I do, however, have a confession to make. This isn't actually an ice cream - but it does have the same texture and is so tasty you'd never know you were eating a fat free, sugar-free* alternative to ice-cream!
*Sugar-free except for the sugars that occur naturally in fruit, obviously!
I invented this recipe sort of by accident during a crohns flare-up. I try not to go on about my crohns, and I'm not going to start now, so to cut a long story short I found myself re-evaluating the foods I ate, and looking for "east-to-digest" foods. Mango and pineapple came up in a list of the more easily digested fruits, so I went out and bought a load.

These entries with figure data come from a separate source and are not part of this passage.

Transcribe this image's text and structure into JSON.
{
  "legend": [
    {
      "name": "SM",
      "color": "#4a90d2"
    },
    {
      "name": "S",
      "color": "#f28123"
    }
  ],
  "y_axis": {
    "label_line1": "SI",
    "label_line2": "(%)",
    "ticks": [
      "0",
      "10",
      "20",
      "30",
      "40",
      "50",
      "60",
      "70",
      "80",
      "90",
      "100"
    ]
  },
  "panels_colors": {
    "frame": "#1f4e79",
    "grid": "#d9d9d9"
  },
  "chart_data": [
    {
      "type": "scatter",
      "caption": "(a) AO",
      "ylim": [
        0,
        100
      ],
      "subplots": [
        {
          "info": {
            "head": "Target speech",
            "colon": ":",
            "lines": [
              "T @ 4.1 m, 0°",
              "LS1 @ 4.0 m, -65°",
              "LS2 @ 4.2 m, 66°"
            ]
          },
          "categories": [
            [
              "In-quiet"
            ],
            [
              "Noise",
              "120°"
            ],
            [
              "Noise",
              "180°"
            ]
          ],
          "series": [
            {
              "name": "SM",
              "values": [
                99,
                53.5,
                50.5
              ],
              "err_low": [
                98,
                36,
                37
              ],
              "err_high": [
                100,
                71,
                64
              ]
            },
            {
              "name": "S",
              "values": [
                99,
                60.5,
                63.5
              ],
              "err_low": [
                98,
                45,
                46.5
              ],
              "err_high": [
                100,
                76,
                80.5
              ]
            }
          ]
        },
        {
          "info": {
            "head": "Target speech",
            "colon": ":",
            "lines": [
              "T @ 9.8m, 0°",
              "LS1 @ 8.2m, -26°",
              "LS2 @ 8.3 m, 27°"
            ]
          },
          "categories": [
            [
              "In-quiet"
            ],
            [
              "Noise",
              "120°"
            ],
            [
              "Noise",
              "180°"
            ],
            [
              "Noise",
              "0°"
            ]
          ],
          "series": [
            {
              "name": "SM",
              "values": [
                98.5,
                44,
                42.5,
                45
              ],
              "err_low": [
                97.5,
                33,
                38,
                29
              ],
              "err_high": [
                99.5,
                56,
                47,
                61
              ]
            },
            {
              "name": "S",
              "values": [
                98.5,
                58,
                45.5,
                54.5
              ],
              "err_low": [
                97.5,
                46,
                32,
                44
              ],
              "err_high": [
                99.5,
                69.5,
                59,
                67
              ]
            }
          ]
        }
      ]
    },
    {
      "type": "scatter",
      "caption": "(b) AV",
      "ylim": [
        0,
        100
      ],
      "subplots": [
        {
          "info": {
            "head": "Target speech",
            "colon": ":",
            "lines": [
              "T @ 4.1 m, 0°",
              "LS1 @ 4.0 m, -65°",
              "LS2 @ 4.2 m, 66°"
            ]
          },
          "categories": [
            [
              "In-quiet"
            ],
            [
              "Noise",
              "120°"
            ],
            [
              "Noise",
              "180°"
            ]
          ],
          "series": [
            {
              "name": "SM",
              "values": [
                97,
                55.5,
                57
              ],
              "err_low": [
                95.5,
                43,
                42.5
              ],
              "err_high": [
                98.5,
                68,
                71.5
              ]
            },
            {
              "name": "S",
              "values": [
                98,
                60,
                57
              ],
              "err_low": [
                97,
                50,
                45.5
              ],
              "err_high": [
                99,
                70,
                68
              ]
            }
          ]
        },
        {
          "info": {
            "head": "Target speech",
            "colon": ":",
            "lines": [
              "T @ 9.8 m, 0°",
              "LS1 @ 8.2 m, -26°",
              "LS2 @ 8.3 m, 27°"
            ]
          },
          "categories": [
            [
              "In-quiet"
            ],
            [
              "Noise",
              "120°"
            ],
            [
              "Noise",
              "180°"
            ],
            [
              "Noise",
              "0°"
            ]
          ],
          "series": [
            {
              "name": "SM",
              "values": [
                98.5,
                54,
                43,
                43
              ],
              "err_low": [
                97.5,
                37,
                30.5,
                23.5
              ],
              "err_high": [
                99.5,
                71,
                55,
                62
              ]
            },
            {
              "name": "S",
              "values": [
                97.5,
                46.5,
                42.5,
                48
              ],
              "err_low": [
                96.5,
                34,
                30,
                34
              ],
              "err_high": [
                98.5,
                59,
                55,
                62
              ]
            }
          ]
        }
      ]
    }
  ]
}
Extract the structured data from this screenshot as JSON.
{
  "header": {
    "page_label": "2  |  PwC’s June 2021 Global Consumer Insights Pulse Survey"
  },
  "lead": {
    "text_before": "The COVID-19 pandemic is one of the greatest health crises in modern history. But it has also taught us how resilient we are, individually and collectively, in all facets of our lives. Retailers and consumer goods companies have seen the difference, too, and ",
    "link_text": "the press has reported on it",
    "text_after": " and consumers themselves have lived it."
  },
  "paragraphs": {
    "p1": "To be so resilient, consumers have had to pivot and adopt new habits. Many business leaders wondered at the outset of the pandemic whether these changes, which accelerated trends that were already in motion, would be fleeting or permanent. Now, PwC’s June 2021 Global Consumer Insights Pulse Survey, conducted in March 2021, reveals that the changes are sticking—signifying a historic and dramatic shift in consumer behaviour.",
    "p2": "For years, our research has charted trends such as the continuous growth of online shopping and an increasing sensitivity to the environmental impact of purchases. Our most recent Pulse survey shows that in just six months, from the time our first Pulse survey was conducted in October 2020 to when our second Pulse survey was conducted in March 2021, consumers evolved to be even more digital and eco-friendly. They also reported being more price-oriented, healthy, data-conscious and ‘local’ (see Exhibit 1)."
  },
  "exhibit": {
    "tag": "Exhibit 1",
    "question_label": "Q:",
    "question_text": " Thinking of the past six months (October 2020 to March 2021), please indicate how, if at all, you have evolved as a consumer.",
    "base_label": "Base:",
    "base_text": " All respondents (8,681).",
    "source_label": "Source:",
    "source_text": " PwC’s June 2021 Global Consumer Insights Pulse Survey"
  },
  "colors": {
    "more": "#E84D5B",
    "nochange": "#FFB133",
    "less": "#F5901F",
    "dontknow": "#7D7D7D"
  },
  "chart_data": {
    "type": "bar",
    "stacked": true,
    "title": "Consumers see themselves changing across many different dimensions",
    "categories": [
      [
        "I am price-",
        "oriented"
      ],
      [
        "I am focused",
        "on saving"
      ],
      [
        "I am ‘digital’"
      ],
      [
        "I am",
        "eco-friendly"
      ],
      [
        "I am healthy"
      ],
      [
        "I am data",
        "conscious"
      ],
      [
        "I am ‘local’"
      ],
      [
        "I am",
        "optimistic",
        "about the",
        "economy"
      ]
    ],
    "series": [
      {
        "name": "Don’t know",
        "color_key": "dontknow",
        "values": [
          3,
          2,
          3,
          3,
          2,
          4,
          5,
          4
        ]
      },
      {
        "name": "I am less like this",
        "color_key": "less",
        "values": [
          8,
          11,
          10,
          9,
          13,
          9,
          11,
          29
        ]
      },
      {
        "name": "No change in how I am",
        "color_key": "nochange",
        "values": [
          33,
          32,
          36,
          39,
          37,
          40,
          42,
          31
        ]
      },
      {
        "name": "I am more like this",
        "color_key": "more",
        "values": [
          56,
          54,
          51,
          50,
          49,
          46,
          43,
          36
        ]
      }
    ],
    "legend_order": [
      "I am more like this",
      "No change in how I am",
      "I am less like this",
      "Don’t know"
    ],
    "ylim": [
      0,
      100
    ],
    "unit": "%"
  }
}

And then realised it was fresh fruit and there was no way I'd be able to eat it all before it went off so I ended up cutting it into chunks and freezing it, and then just getting a bit out and allowing it to defrost whenever I fancied eating some. Then one evening I decided to stick some in the blender to see what happened, and what happened was yummy!
Below is enough for a one person serving, but you could make as much as you like by sticking to the 60:40 pineapple/mango ratio. Please note that this "ice-cream" cannot be re-frozen once it's blended, so you might as well eat it up all at once :-)
60g fresh pineapple
40g fresh, ripe mango
Prep time: 40 minutes
- Cut the pineapple and mango into bite-sized chunks, place in and airtight container and freeze for 30 minutes,
- Remove from the freezer and put into the blender. Pulse until smooth (around 5-10 minutes)
- Serve and smile - it's actually good for you!